CDS is the imaging procedure of choice for the routine follow-up of head and neck cancer patients. In order to perform a comprehensive assessment of the head and neck region, for re-staging and to exclude second primary tumours additional (pan)endoscopy is necessary. CDS supports due to a high resolution and reliability an early therapy onset and a minimal invasive therapy. Thus, this procedure can significantly contribute to the successful treatment of recurrences in head and neck cancer.
头颈部恶性肿瘤复发率很高。由于预后往往有限,早期检测和开始治疗对生存至关重要。本研究调查了定期彩色双功超声检查在复发性头颈部癌检测和治疗随访中的相关性。
在一项前瞻性非随机研究中,对43例患者进行了平均28(8 - 44)个月的观察。除了临床和彩色双功超声(CDS)检查外,还进行了计算机断层扫描(CT)和使用18氟脱氧葡萄糖的正电子发射断层扫描(PET)。

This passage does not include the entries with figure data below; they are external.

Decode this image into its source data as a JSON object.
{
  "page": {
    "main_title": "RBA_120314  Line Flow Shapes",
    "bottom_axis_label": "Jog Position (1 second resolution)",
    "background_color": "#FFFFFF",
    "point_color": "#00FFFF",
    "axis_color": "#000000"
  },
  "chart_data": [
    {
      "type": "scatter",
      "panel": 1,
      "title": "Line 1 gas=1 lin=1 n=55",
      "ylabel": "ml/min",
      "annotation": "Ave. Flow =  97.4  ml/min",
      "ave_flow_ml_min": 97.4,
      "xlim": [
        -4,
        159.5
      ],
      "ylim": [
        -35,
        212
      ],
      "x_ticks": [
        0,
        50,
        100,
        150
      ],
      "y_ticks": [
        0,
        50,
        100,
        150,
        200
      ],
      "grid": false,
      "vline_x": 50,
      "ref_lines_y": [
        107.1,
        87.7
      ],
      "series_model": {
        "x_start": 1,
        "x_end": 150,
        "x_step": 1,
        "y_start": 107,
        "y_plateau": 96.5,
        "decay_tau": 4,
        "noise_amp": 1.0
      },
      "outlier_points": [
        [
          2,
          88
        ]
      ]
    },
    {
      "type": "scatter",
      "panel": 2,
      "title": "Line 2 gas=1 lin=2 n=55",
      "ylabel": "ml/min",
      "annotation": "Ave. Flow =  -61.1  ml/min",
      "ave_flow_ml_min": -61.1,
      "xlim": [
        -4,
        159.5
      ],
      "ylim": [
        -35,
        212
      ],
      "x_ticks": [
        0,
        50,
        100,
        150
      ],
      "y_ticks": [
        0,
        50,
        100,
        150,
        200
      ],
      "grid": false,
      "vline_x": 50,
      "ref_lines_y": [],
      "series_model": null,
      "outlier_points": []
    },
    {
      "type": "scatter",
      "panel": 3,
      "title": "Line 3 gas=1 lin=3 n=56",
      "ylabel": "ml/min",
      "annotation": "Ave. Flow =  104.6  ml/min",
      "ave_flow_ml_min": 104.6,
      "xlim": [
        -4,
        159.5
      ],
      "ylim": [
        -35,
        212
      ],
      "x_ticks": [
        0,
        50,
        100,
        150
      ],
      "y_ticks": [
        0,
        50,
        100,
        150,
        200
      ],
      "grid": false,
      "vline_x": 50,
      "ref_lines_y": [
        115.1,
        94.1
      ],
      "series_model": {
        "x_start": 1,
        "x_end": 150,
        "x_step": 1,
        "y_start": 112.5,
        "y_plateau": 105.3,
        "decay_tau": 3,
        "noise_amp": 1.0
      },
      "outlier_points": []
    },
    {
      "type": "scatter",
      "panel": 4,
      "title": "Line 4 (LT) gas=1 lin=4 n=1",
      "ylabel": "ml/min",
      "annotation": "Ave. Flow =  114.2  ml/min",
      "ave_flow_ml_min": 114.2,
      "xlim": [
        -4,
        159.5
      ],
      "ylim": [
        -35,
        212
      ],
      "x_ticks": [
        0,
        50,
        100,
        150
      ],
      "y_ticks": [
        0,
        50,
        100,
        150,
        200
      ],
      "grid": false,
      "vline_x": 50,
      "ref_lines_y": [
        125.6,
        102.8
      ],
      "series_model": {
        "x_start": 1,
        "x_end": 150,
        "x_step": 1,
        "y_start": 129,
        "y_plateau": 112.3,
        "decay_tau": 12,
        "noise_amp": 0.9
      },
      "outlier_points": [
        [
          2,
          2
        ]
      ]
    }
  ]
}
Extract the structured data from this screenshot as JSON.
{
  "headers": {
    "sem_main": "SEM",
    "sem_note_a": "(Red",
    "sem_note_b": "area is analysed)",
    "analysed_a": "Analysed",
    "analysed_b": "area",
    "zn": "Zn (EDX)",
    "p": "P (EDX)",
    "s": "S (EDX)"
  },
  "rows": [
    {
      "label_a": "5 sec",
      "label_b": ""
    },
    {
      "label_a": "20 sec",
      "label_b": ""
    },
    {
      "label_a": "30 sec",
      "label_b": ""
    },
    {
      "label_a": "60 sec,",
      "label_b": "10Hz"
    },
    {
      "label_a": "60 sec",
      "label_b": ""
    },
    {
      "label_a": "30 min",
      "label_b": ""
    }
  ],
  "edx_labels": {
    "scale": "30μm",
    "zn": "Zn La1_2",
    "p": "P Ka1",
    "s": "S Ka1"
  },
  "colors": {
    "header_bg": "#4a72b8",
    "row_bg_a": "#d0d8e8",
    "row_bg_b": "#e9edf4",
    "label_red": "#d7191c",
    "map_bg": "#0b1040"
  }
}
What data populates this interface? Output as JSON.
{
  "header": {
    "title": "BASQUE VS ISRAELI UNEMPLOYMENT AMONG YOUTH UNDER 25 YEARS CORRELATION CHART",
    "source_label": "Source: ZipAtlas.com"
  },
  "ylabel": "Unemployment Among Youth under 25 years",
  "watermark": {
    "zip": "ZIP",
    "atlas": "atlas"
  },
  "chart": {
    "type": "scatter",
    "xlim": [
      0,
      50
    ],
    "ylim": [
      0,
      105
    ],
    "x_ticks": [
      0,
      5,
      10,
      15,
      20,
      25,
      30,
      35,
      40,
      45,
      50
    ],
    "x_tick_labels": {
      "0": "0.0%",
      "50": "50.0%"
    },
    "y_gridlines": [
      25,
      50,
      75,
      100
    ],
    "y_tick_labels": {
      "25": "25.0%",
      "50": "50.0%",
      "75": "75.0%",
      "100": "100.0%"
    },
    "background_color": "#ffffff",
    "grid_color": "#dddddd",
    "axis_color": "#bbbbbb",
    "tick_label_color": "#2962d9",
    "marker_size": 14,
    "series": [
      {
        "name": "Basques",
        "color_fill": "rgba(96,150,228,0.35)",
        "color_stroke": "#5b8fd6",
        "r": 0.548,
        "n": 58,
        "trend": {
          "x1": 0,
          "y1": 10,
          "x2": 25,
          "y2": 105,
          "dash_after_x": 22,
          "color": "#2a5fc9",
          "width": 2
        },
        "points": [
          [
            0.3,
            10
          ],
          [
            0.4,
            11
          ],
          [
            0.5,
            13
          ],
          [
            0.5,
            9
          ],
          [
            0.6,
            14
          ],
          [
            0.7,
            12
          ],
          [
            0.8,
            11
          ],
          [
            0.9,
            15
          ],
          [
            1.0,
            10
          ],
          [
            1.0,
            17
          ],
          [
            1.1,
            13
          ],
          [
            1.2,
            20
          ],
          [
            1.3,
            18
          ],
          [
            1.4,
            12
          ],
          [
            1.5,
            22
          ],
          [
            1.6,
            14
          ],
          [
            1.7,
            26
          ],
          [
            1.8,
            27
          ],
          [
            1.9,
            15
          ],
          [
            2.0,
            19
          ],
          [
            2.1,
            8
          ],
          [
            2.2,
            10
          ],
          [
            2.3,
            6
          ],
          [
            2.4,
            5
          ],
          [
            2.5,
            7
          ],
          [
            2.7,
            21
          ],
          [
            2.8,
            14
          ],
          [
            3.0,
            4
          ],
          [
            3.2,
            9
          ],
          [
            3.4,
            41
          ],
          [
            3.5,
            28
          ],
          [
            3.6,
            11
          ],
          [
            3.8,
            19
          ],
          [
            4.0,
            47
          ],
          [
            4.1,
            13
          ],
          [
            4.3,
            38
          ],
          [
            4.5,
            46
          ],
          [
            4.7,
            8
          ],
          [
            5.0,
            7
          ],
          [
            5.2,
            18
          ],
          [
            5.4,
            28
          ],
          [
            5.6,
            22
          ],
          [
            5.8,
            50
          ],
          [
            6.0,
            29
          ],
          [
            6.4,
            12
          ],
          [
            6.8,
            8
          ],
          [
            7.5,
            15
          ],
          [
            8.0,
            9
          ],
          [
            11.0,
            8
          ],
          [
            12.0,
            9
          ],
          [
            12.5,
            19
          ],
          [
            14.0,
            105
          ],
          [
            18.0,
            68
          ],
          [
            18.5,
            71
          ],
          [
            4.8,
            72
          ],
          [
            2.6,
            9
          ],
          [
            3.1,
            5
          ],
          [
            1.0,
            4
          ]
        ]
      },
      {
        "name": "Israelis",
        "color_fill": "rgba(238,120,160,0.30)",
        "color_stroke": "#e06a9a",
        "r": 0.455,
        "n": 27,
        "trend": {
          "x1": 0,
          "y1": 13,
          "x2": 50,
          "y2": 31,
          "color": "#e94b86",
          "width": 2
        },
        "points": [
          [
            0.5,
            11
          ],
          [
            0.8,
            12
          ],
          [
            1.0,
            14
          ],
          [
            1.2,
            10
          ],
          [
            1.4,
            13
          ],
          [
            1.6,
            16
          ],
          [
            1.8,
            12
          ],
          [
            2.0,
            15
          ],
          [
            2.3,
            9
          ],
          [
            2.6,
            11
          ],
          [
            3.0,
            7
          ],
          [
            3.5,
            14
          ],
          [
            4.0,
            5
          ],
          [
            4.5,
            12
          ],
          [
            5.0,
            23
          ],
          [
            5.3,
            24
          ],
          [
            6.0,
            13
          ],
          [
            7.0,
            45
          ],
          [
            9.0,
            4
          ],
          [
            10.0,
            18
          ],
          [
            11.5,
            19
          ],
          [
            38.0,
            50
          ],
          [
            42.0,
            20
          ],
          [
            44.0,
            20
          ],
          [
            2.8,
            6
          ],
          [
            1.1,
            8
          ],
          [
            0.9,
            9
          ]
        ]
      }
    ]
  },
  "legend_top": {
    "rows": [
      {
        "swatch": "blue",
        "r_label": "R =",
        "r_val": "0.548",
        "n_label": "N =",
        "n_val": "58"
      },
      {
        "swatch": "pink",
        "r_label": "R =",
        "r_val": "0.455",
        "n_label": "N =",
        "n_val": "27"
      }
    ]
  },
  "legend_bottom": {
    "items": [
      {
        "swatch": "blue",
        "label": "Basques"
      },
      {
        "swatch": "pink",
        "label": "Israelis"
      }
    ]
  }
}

17/43(39.5%)例患者检测到复发。中位生存期为42个月。CDS是诊断局部复发最可靠的方法,准确率为94.2%。发现CDS诊断所有复发的敏感性和特异性分别为80%和78.6%。CT得出相同结果。PET的敏感性为82.4%,特异性为88.4%。在包括全内镜检查的临床检查中,敏感性仅为64.7%。17例复发中有7例进行了根治性治疗。4例通过CDS早期诊断有助于成功治疗。
CDS是头颈部癌患者常规随访的首选影像学检查方法。为了对头颈部区域进行全面评估、重新分期并排除第二原发性肿瘤,需要额外进行(全)内镜检查。由于高分辨率和可靠性,CDS有助于早期开始治疗和微创治疗。因此,该检查方法可显著有助于头颈部癌复发的成功治疗。